The same is true for the interseries connections, the element that has recently generated the most narrative charge. The early chapters had so little to do with one another that some readers complained Seven Soldiers amounted to little more than a shared setting; now every chapter either adds a new piece to the puzzle or shows characters assembling the ones we've already got. In this issue Li'l Hollywood learns that her old buddy Kid Scarface is dead (and possibly shows some advance knowledge of the troubles to come? "Your time is coming, Lucian, love, sooner than you might think"?? Watch out, Mind-Grabber Kid!). Even better, as a table of reject heroes toasts the loss of their own Jackie Pemberton one character (a Blue Boy--any connection to Solomano's nephew?) exclaims, "What was she thinking? Nobody goes into battle with six in their team." Another voice--his fellow Blue Boy, if Paquette and letterer Jared Fletcher have mapped the table seating and the word balloons with any particular design--adds "Everybody knows it's unlucky. Five is good. Seven is better." It seems the loser heroes of the DC universe have always known what we Seven Soldiers readers took a couple of months to figure out.
I love this interpretive pile-up. I don't see it as redundancy or poor planning; quite the opposite. As the story nears its finale the characters combine more pieces to complete the narrative, and vice versa, so that every moment of in-story connection feels like one step closer to the inevitable, apocalyptic end. The characters' experience of the plot and their reading of the plot--and by extension our reading of the plot--are one and the same. To read Seven Soldiers is to watch a story put itself together chapter by chapter, like watching a scattered pile of cards fly back into a neatly assembled deck.

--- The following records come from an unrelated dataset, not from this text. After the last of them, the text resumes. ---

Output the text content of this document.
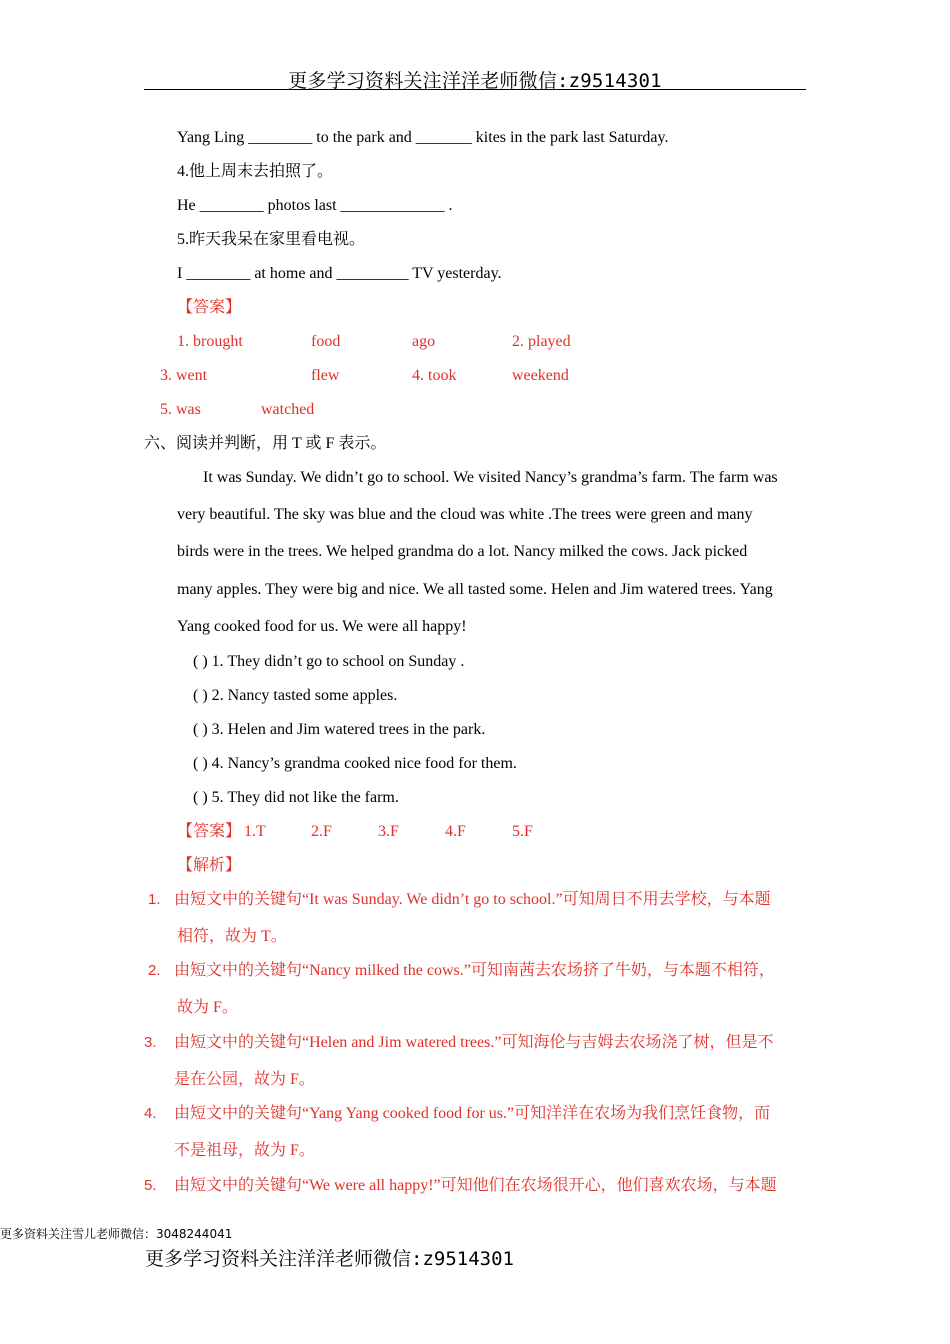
更多学习资料关注洋洋老师微信:z9514301
Yang Ling ________ to the park and _______ kites in the park last Saturday.
4.他上周末去拍照了。
He ________ photos last _____________ .
5.昨天我呆在家里看电视。
I ________ at home and _________ TV yesterday.
【答案】
1. brought	food	ago	2. played
3. went	flew	4. took	weekend
5. was	watched
六、阅读并判断，用 T 或 F 表示。
It was Sunday. We didn’t go to school. We visited Nancy’s grandma’s farm. The farm was
very beautiful. The sky was blue and the cloud was white .The trees were green and many
birds were in the trees. We helped grandma do a lot. Nancy milked the cows. Jack picked
many apples. They were big and nice. We all tasted some. Helen and Jim watered trees. Yang
Yang cooked food for us. We were all happy!
( ) 1. They didn’t go to school on Sunday .
( ) 2. Nancy tasted some apples.
( ) 3. Helen and Jim watered trees in the park.
( ) 4. Nancy’s grandma cooked nice food for them.
( ) 5. They did not like the farm.
【答案】 1.T	2.F	3.F	4.F	5.F
【解析】
1. 由短文中的关键句“It was Sunday. We didn’t go to school.”可知周日不用去学校，与本题
相符，故为 T。
2. 由短文中的关键句“Nancy milked the cows.”可知南茜去农场挤了牛奶，与本题不相符，
故为 F。
3. 由短文中的关键句“Helen and Jim watered trees.”可知海伦与吉姆去农场浇了树，但是不
是在公园，故为 F。
4. 由短文中的关键句“Yang Yang cooked food for us.”可知洋洋在农场为我们烹饪食物，而
不是祖母，故为 F。
5. 由短文中的关键句“We were all happy!”可知他们在农场很开心，他们喜欢农场，与本题
更多资料关注雪儿老师微信：3048244041
更多学习资料关注洋洋老师微信:z9514301
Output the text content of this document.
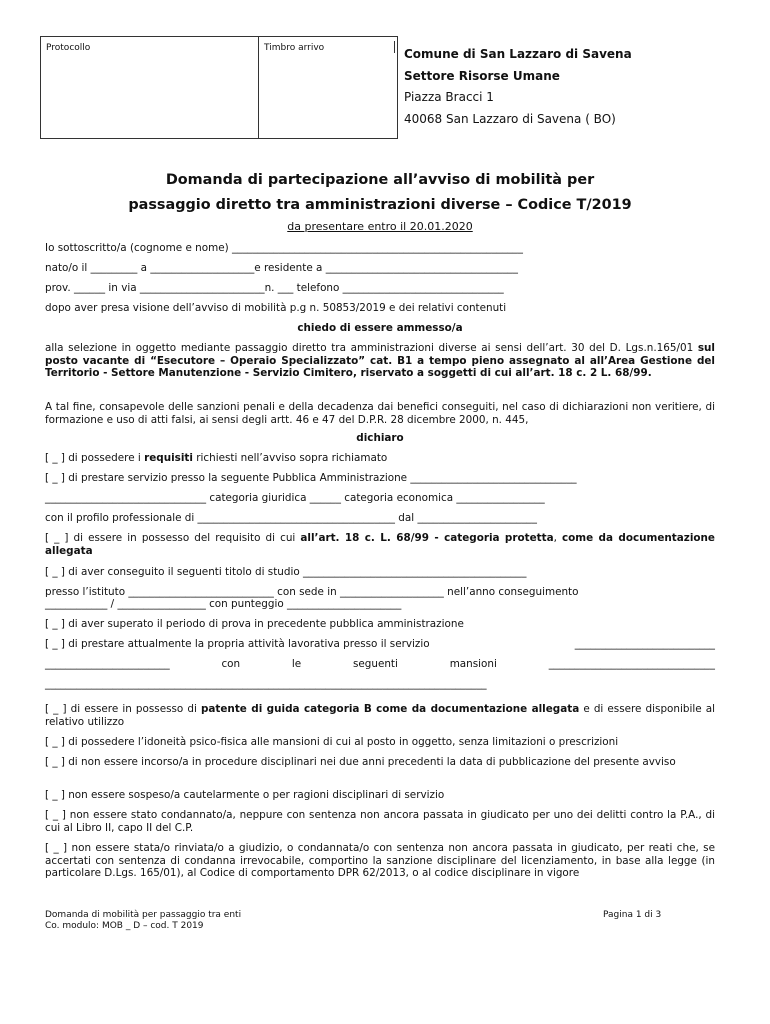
Protocollo	Timbro arrivo	Comune di San Lazzaro di Savena
Settore Risorse Umane
Piazza Bracci 1
40068 San Lazzaro di Savena ( BO)
Domanda di partecipazione all’avviso di mobilità per
passaggio diretto tra amministrazioni diverse – Codice T/2019
da presentare entro il 20.01.2020
Io sottoscritto/a (cognome e nome) ________________________________________________________
nato/o il _________ a ____________________e residente a _____________________________________
prov. ______ in via ________________________n. ___ telefono _______________________________
dopo aver presa visione dell’avviso di mobilità p.g n. 50853/2019 e dei relativi contenuti
chiedo di essere ammesso/a
alla selezione in oggetto mediante passaggio diretto tra amministrazioni diverse ai sensi dell’art. 30 del D. Lgs.n.165/01 sul posto vacante di “Esecutore – Operaio Specializzato” cat. B1 a tempo pieno assegnato al all’Area Gestione del Territorio - Settore Manutenzione - Servizio Cimitero, riservato a soggetti di cui all’art. 18 c. 2 L. 68/99.
A tal fine, consapevole delle sanzioni penali e della decadenza dai benefici conseguiti, nel caso di dichiarazioni non veritiere, di formazione e uso di atti falsi, ai sensi degli artt. 46 e 47 del D.P.R. 28 dicembre 2000, n. 445,
dichiaro
[ _ ] di possedere i requisiti richiesti nell’avviso sopra richiamato
[ _ ] di prestare servizio presso la seguente Pubblica Amministrazione ________________________________
_______________________________ categoria giuridica ______ categoria economica _________________
con il profilo professionale di ______________________________________ dal _______________________
[ _ ] di essere in possesso del requisito di cui all’art. 18 c. L. 68/99 - categoria protetta, come da documentazione allegata
[ _ ] di aver conseguito il seguenti titolo di studio ___________________________________________
presso l’istituto ____________________________ con sede in ____________________ nell’anno conseguimento
____________ / _________________ con punteggio ______________________
[ _ ] di aver superato il periodo di prova in precedente pubblica amministrazione
[ _ ] di prestare attualmente la propria attività lavorativa presso il servizio	___________________________
________________________	con	le	seguenti	mansioni	________________________________
_____________________________________________________________________________________
[ _ ] di essere in possesso di patente di guida categoria B come da documentazione allegata e di essere disponibile al relativo utilizzo
[ _ ] di possedere l’idoneità psico-fisica alle mansioni di cui al posto in oggetto, senza limitazioni o prescrizioni
[ _ ] di non essere incorso/a in procedure disciplinari nei due anni precedenti la data di pubblicazione del presente avviso
[ _ ] non essere sospeso/a cautelarmente o per ragioni disciplinari di servizio
[ _ ] non essere stato condannato/a, neppure con sentenza non ancora passata in giudicato per uno dei delitti contro la P.A., di cui al Libro II, capo II del C.P.
[ _ ] non essere stata/o rinviata/o a giudizio, o condannata/o con sentenza non ancora passata in giudicato, per reati che, se accertati con sentenza di condanna irrevocabile, comportino la sanzione disciplinare del licenziamento, in base alla legge (in particolare D.Lgs. 165/01), al Codice di comportamento DPR 62/2013, o al codice disciplinare in vigore
Domanda di mobilità per passaggio tra enti
Co. modulo: MOB _ D – cod. T 2019
Pagina 1 di 3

That assembly would mean nothing, of course, if Seven Soldiers existed only to tell a conventional story of invasion and heroism and sacrifice. Such tales might be well-told, and a great deal of fun, but why bother with the baroque narrative structure if it only leads up to another version of the coming of Galactus or the Skrulls? Fortunately, Morrison has also used that structure to distribute a number of more evocative and meaningful themes across the storyline, themes Bulleteer has accomodated better than many of the miniseries. The sexual ones simmer throughout this issue, of course, but Morrison also works the convention and its third-rate superheroes for some genuine pathos--nowhere moreso than Mind-Grabber Kid's two-page monologue, which viciously exposes the desperation that drives all the wannabes and never-weres, the fear that they've wasted their best years on idol-worship and nostalgia. It enmeshes this chapter in the project's recurrent fear of aging, with an amazing admission (or joke) carried by the art. Tell me I'm the only one who sees a connection between this:

and this!

For all the genres Morrison said he was going to tackle in Seven Soldiers, I never would have thought confessional autobiography would be among them.
Hmm. I've only read the first Bulleteer issue, but I think Morrison's being a little too flattering to his audience in the portrayal of superheroes and sexual undercurrents. Because it's far too easy to find out in superhero fandom that a hell of a lot of the guys who have sexual fetishes for female superheroes aren't eroticising the thought of their strength and power, they're fantasising about them being punished for their power - vanquished/raped/tortured. Hell, even the female DC slash writers who hang out on LiveJournal tend to get off on putting the characters through emotional wringers.
Posted by: Philip | February 03, 2006 at 04:41 PM
I absolutely agree with your point about the darker side of fan fetishes, but I'm not certain I'd want to read a comic that wallowed in Identity Crisis territory even if it were for the nominal purpose of critiquing it. Also, one of Morrison's goals in Seven Soldiers seems to be recovering a more healthy, open sexuality in superhero comics--to admit the obvious allure of characters like Alix or Zatanna (whose entire miniseries can be read as a working exploration of the iconography of her costume--by the end it's one hundred percent fishnet!) without reducing them to victims or fetish objects. I would rather read that kind of counterargument by example than spend four issues in the heads of exactly the sort of fans I want to get away from.
By the way, I think the next two issues of Bulleteer improve tremendously on the already-strong first chapter (at least, if you're into the overall Seven Soldiers project). You've got some great reading ahead.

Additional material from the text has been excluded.